Digitale Schiene Deutschland develops an AI-based capacity and traffic management system using the "Deep Reinforcement Learning" method
In future, an AI-based capacity and traffic management system will plan and control tens of thousands of train runs daily in a highly automated manner in real time. The AI method at the core of the system is called "Deep Reinforcement Learning": Following the model of human learning, AI models are trained through success and failure in a realistic simulation of railway operations.
Fast, AI-based decision-making improves train path scheduling, increases capacity on the rail network, and reduces delays. Experts in artificial intelligence (AI) from DB Netz AG and the AI technology company InstaDeep have been working together on this future topic since 2019 as part of the sector initiative Digitale Schiene Deutschland. In close and intensive teamwork, the foundations were laid for AI in the planning and control of rail transport. Now the cooperation between DB Netz and InstaDeep has been underpinned with a long-term partnership that provides for cooperation for up to seven years. The aim of the cooperation is to develop the optimisation core of the Capacity and Traffic Management System (CTMS). This component of the CTMS makes second-by-second schedules for train movements and infrastructure control possible.
When thousands of trains are driving in dense traffic, quick decisions on how to adjust operations need to be made as disruptions happen. Currently, these adjustments are done by hand or are only supported by IT to some degree with a local focus. This won't be viable in the future due to the increased traffic density. A flexible, fast and effective response to disruptions in dense traffic requires new approaches. Here, an AI-based CTMS can be a promising solution for the future.
“Deep Reinforcement Learning” was established as the AI method at the core of CTMS: mimicking human learning by experience, AI models learn by “trial-and-error” in a realistic simulated railway environment. In the simulated reality, the AI learns within a representation of the real railway network. The range of experiences during the training extends from simple situations of rail traffic to data from real-life situations and a huge variety of different artificial scenarios. In this way, the AI is trained to be able to react on the tasks and disruption scenarios familiar from today's operations and furthermore with unknown future situations.

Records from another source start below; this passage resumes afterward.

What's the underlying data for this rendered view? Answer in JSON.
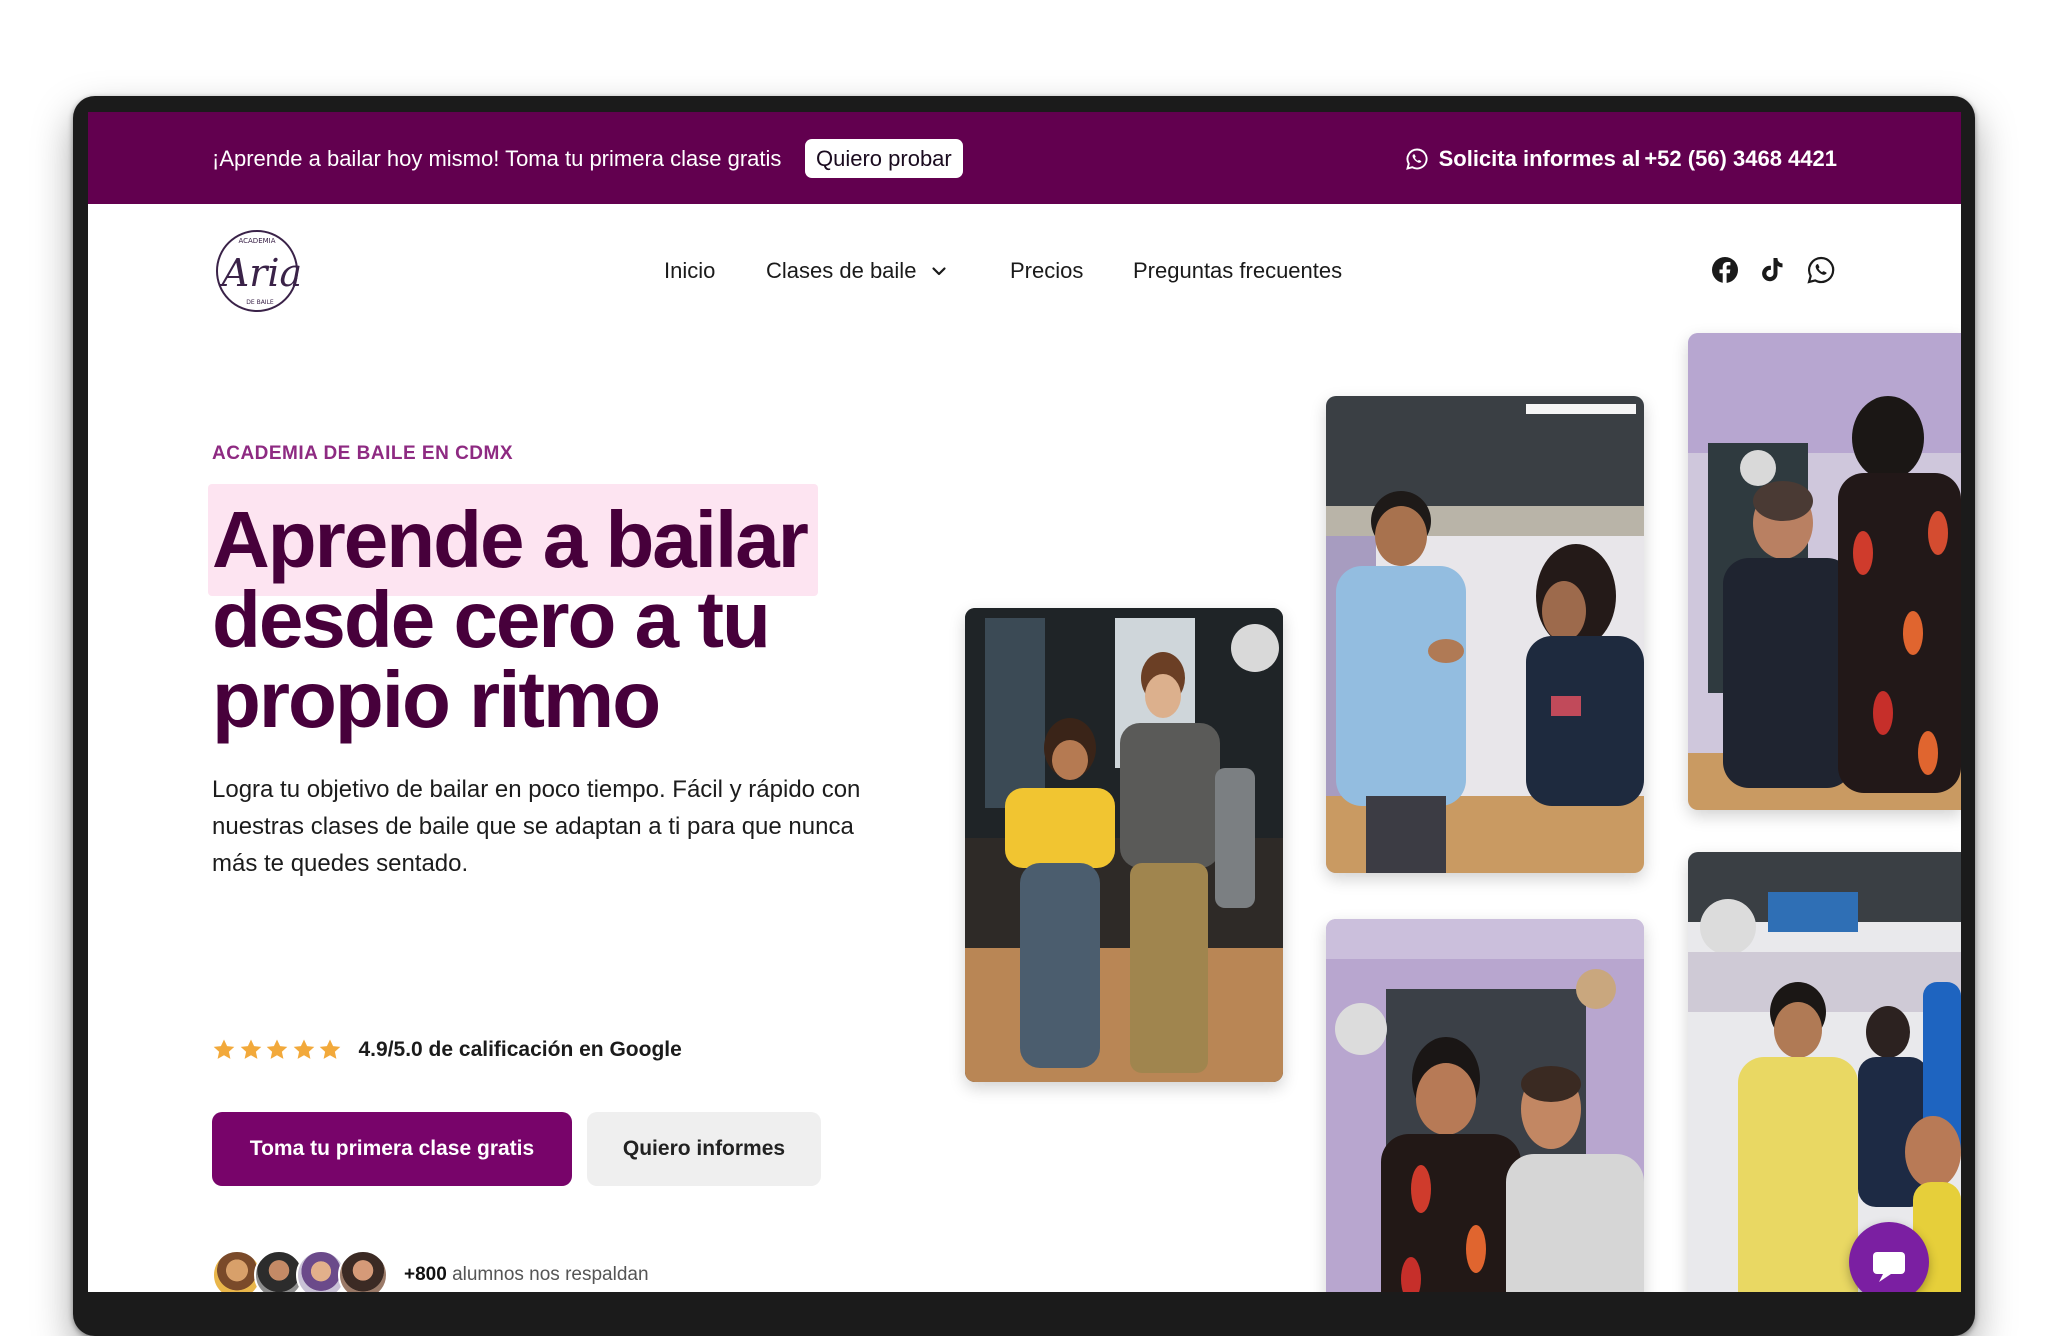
{
  "topbar": {
    "promo_text": "¡Aprende a bailar hoy mismo! Toma tu primera clase gratis",
    "promo_button": "Quiero probar",
    "contact_prefix": "Solicita informes al ",
    "contact_phone": "+52 (56) 3468 4421"
  },
  "brand": {
    "logo_text": "Aria",
    "logo_top": "ACADEMIA",
    "logo_bottom": "DE BAILE"
  },
  "nav": {
    "items": [
      "Inicio",
      "Clases de baile",
      "Precios",
      "Preguntas frecuentes"
    ]
  },
  "social_icons": [
    "facebook-icon",
    "tiktok-icon",
    "whatsapp-icon"
  ],
  "hero": {
    "eyebrow": "ACADEMIA DE BAILE EN CDMX",
    "title_lines": [
      "Aprende a bailar",
      "desde cero a tu",
      "propio ritmo"
    ],
    "lead": "Logra tu objetivo de bailar en poco tiempo. Fácil y rápido con nuestras clases de baile que se adaptan a ti para que nunca más te quedes sentado.",
    "rating_stars": 5,
    "rating_text": "4.9/5.0 de calificación en Google",
    "cta_primary": "Toma tu primera clase gratis",
    "cta_secondary": "Quiero informes",
    "students_count": "+800",
    "students_text": "alumnos nos respaldan"
  },
  "colors": {
    "brand_purple": "#62004f",
    "headline": "#47003b",
    "eyebrow": "#8e2a82",
    "highlight": "#fde4f1",
    "cta": "#78046a",
    "star": "#f2a93b"
  }
}
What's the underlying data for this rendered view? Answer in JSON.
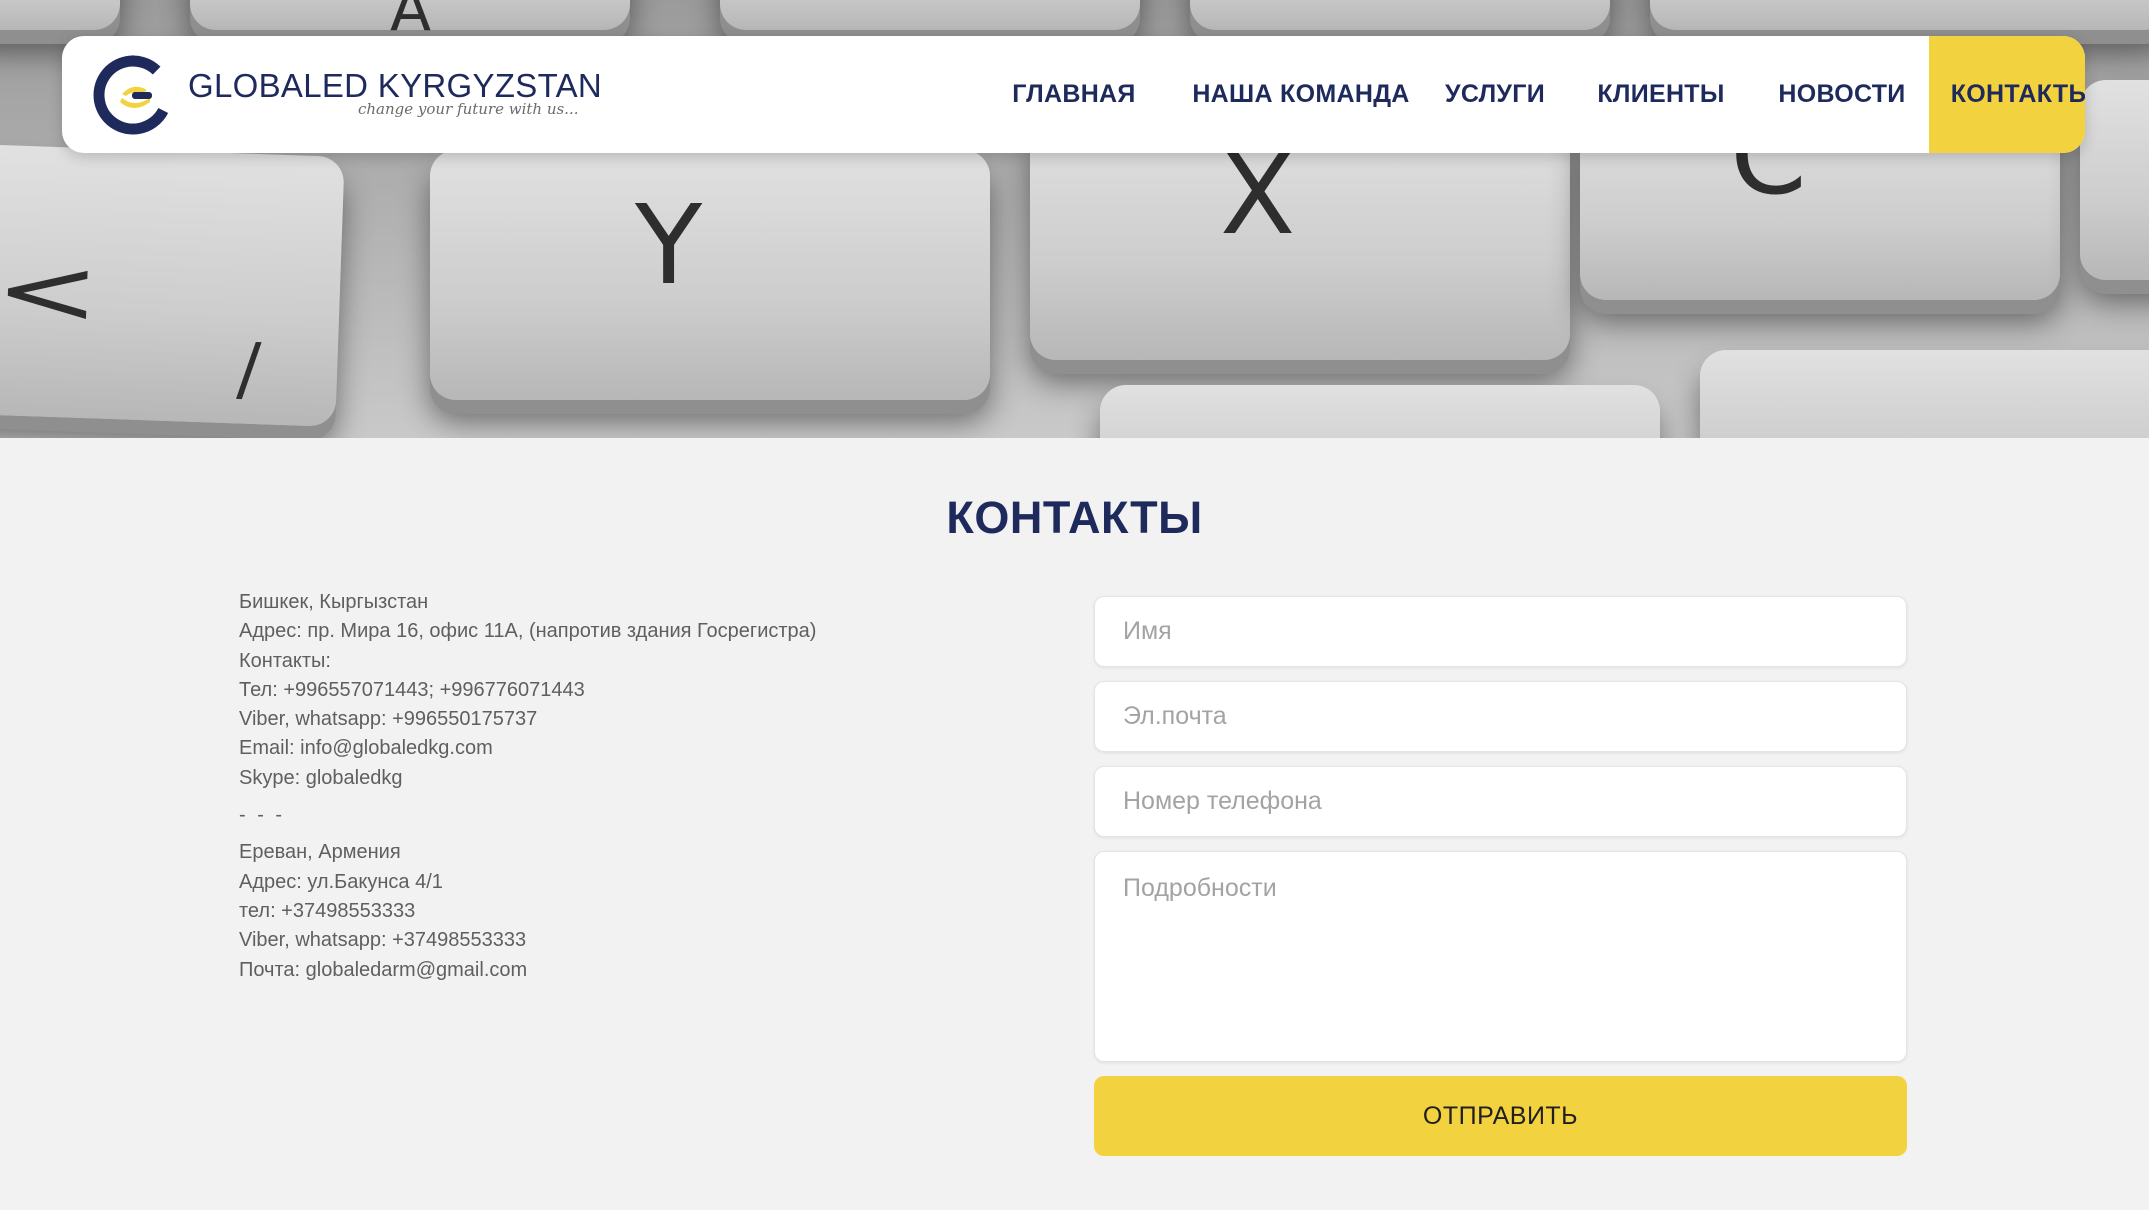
{
  "brand": {
    "name": "GLOBALED KYRGYZSTAN",
    "tagline": "change your future with us...",
    "primary_color": "#1e2a5c",
    "accent_color": "#f3d23f",
    "logo_icon": "globaled-logo-icon"
  },
  "hero": {
    "image": "keyboard-keys-photo",
    "key_glyphs": [
      "A",
      "<",
      "Y",
      "X",
      "C",
      "/"
    ]
  },
  "nav": {
    "items": [
      {
        "label": "ГЛАВНАЯ",
        "active": false
      },
      {
        "label": "НАША КОМАНДА",
        "active": false
      },
      {
        "label": "УСЛУГИ",
        "active": false
      },
      {
        "label": "КЛИЕНТЫ",
        "active": false
      },
      {
        "label": "НОВОСТИ",
        "active": false
      },
      {
        "label": "КОНТАКТЫ",
        "active": true
      }
    ]
  },
  "page": {
    "title": "КОНТАКТЫ"
  },
  "contacts": {
    "bishkek": [
      "Бишкек, Кыргызстан",
      "Адрес: пр. Мира 16, офис 11А, (напротив здания Госрегистра)",
      "Контакты:",
      "Тел: +996557071443; +996776071443",
      "Viber, whatsapp: +996550175737",
      "Email: info@globaledkg.com",
      "Skype: globaledkg"
    ],
    "separator": "- - -",
    "yerevan": [
      "Ереван, Армения",
      "Адрес: ул.Бакунса 4/1",
      "тел: +37498553333",
      "Viber, whatsapp: +37498553333",
      "Почта: globaledarm@gmail.com"
    ]
  },
  "form": {
    "name_placeholder": "Имя",
    "email_placeholder": "Эл.почта",
    "phone_placeholder": "Номер телефона",
    "details_placeholder": "Подробности",
    "name_value": "",
    "email_value": "",
    "phone_value": "",
    "details_value": "",
    "submit_label": "ОТПРАВИТЬ"
  }
}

What Deep Reinforcement Learning is and how it revolutionizes the scheduling and dispatching in the digital railway system of the future, you can see in the following video:
An initial prototype of the CTMS Optimiser that planes and controls simulated railway operations at a microscopic level was developed since 2019. This has demonstrated crucial properties of such an AI-powered system: scalability, flexibility, and generalization (as described in detail here).
Within the new deal the cooperation between the companies plans to extend the simulation environment and the existing prototypes functionally to cover all must-have functions of the CTMS and its main use cases. The AI framework and methods will be further refined towards AI models that demonstrate the scaling, generalization, and performance properties required for the target system of a fully automated railway system. The ultimate goal is the beginning of a german wide deployment of a production-grade, scalable, and functional AI-powered Optimiser for its Capacity & Traffic Management System. This system will automatically schedule and reschedule trains and infrastructure restrictions, using information from further future technologies and applications, e.g. sensor-based perception systems and a train centric Advanced Protection System that are also developed within the sector initiative Digitale Schiene Deutschland. Via additional safety systems on-board and trackside, the future CTMS aims to optimize and control the movement of up to 40,000 trains a day as well as the integration of maintenance and construction work on the network into the planning process. This will help to achieve our main goals: higher capacity and optimised utilisation of the rail network with more trains and an attractive rail transport with higher quality.